Durant cette vidéo d'une minute, Trump évoque des malversations liées au scrutin, utilisant des images où les Obama sont manipulés pour apparaître sous un jour humiliant. La vidéo, accessible jusqu'à présent, a généré plus de 3 500 'J'aime' sur Truth Social, un chiffre qui permet de mesurer un certain intérêt, mais qui pourrait masquer une large condamnation populaire.
Gavin Newsom, gouverneur de la Californie et probable candidat à la présidentielle de 2028, n’a pas tardé à dénoncer l’« ignominie » de ce comportement, appelant tous les républicains à le désavouer immédiatement. « Chaque républicain devrait se lever et dénoncer cela », a-t-il tweeté, en réaction à cette publication.
En parallèle, Ben Rhodes, ancien conseiller à la sécurité nationale sous Obama, a également exprimé son indignation, soulignant que ces actes marquent une tache indélébile dans l’histoire, appuyant l’idée que les Obama sont et resteront des figures respectées alors que Trump sera perçu comme une ombre du passé.
Ce n'est pas la première fois que Trump se livre à de telles provocations.
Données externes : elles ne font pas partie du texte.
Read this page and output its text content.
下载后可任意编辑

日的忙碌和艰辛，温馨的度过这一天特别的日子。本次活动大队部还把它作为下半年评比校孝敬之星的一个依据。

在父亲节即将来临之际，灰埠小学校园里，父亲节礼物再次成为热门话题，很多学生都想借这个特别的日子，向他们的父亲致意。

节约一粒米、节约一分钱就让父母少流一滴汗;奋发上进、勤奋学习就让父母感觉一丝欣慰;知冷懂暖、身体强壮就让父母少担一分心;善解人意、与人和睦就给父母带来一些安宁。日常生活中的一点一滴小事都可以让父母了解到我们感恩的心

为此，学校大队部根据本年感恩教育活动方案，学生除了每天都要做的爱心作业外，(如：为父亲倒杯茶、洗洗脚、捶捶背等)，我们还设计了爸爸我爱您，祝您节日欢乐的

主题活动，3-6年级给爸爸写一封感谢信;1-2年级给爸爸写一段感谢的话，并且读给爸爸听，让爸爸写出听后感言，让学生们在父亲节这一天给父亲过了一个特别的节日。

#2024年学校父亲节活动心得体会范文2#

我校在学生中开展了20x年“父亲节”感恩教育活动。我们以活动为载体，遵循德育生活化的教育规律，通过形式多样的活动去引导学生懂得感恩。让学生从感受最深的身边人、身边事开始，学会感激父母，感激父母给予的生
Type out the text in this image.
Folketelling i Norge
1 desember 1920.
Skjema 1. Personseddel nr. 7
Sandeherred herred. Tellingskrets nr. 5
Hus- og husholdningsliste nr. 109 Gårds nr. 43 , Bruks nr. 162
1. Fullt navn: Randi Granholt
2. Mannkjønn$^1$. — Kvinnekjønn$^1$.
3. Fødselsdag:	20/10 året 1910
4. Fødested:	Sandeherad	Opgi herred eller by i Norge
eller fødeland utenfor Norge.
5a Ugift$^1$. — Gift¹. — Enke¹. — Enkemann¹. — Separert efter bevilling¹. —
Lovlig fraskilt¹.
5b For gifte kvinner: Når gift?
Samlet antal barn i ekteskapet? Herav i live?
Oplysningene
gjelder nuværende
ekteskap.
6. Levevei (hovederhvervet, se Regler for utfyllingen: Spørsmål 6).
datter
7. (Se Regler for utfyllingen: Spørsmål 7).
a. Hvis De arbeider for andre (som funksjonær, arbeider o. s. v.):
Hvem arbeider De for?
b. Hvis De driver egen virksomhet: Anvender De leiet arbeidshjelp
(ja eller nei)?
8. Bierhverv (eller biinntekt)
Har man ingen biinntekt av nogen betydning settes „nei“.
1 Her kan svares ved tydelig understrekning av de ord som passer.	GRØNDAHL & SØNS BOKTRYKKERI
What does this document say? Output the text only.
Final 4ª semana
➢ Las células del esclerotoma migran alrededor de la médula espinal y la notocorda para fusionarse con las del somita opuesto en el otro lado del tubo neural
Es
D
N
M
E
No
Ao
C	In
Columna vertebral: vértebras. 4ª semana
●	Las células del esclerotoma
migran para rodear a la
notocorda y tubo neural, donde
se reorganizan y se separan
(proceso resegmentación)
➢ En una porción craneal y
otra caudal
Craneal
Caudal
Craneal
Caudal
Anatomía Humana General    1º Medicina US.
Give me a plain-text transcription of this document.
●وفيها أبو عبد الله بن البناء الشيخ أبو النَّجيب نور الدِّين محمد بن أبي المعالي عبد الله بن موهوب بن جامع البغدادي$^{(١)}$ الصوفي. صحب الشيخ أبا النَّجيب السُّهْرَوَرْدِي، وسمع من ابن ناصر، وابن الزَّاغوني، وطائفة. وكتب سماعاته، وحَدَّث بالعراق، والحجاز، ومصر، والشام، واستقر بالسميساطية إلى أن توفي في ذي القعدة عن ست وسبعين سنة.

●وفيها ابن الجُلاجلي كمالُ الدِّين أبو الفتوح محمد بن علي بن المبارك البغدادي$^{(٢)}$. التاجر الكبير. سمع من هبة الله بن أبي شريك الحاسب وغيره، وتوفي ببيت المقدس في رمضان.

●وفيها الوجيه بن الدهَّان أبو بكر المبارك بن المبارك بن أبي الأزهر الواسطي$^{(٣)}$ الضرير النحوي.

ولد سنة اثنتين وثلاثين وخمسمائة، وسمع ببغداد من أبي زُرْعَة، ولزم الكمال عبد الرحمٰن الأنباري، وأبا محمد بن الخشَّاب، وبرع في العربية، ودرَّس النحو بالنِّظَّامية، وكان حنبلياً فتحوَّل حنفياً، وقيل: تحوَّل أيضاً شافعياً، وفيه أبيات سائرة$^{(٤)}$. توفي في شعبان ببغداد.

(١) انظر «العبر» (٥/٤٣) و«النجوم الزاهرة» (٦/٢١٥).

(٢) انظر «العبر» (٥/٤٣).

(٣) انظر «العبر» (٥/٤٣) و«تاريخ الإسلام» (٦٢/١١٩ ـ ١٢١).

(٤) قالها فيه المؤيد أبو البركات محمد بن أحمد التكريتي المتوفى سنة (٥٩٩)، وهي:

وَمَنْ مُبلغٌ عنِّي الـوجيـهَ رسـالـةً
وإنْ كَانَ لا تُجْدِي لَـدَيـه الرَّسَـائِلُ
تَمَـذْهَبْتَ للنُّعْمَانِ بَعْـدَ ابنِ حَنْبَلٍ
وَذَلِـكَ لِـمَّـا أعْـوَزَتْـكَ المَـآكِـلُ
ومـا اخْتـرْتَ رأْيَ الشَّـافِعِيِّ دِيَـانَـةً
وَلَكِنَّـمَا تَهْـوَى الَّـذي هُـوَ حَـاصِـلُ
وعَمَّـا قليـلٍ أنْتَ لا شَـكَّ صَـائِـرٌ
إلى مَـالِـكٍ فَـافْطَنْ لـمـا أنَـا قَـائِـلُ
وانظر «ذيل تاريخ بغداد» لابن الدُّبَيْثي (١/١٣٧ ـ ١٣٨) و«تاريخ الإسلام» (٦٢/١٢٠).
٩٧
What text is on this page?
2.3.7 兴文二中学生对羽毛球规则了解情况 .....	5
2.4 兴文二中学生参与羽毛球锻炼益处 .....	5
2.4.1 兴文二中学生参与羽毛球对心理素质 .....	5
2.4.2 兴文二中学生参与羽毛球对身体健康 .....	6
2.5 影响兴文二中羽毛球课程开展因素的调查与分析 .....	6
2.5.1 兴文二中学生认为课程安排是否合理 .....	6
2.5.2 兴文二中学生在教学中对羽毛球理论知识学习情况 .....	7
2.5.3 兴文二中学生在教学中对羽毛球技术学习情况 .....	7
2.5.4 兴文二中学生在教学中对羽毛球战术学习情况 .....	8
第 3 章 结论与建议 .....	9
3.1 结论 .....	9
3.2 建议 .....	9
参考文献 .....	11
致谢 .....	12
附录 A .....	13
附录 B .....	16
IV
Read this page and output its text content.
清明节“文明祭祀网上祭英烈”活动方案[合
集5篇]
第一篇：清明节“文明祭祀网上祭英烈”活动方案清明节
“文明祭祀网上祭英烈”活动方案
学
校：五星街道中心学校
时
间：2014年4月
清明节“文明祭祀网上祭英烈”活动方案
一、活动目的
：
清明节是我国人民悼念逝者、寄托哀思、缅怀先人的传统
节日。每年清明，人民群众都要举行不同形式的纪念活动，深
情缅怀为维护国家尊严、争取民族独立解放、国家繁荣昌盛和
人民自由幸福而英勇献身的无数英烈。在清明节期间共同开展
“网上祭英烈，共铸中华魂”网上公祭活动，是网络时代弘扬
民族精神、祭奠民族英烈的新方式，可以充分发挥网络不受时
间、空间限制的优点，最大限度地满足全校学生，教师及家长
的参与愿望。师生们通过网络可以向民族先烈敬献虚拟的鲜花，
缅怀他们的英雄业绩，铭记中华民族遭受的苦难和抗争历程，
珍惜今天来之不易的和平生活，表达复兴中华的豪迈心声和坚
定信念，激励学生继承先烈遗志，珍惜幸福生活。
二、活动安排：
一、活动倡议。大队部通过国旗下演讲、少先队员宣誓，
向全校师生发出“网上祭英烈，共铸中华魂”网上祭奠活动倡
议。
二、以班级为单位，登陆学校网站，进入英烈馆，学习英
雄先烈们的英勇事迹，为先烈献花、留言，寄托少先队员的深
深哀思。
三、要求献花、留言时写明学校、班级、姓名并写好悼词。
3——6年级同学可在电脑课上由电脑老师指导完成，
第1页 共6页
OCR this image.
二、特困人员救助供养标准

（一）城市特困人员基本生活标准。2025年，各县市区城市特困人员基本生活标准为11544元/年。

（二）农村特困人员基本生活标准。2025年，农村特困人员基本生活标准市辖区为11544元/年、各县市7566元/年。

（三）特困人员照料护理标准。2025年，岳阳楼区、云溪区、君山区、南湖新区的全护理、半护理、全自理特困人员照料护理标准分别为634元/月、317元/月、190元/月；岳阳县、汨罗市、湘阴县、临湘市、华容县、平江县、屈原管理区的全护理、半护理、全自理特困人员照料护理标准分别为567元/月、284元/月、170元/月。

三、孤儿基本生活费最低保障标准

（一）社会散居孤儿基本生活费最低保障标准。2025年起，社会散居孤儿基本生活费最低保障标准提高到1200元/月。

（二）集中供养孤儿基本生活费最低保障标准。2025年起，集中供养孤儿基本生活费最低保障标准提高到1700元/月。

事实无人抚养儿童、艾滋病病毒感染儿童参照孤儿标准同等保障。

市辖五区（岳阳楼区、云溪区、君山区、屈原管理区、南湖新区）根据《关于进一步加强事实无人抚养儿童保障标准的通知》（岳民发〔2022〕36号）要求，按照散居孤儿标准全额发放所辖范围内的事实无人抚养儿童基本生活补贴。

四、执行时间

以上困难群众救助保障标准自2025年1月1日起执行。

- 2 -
Son penchant pour les visuels choquants et faux n'a cessé de croître depuis son arrivée à la Maison Blanche. Récemment, il avait déjà été critiqué pour une vidéo fabriquée générée par IA, montrant Obama derrière les barreaux, un acte jugé raciste.
Suite à la mise en ligne de cette nouvelle vidéo, de nombreux observateurs ont fait part de leur inquiétude. Des voix naissantes au sein du Parti républicain commencent à se demander si ce type de discours n'est pas contre-productif à long terme. L’écrivain et analyste politique, Donna Brazile, a déclaré dans une interview qu'à ce rythme, Trump « risque de pousser son propre électorat à se questionner sur la direction que prend son parti ».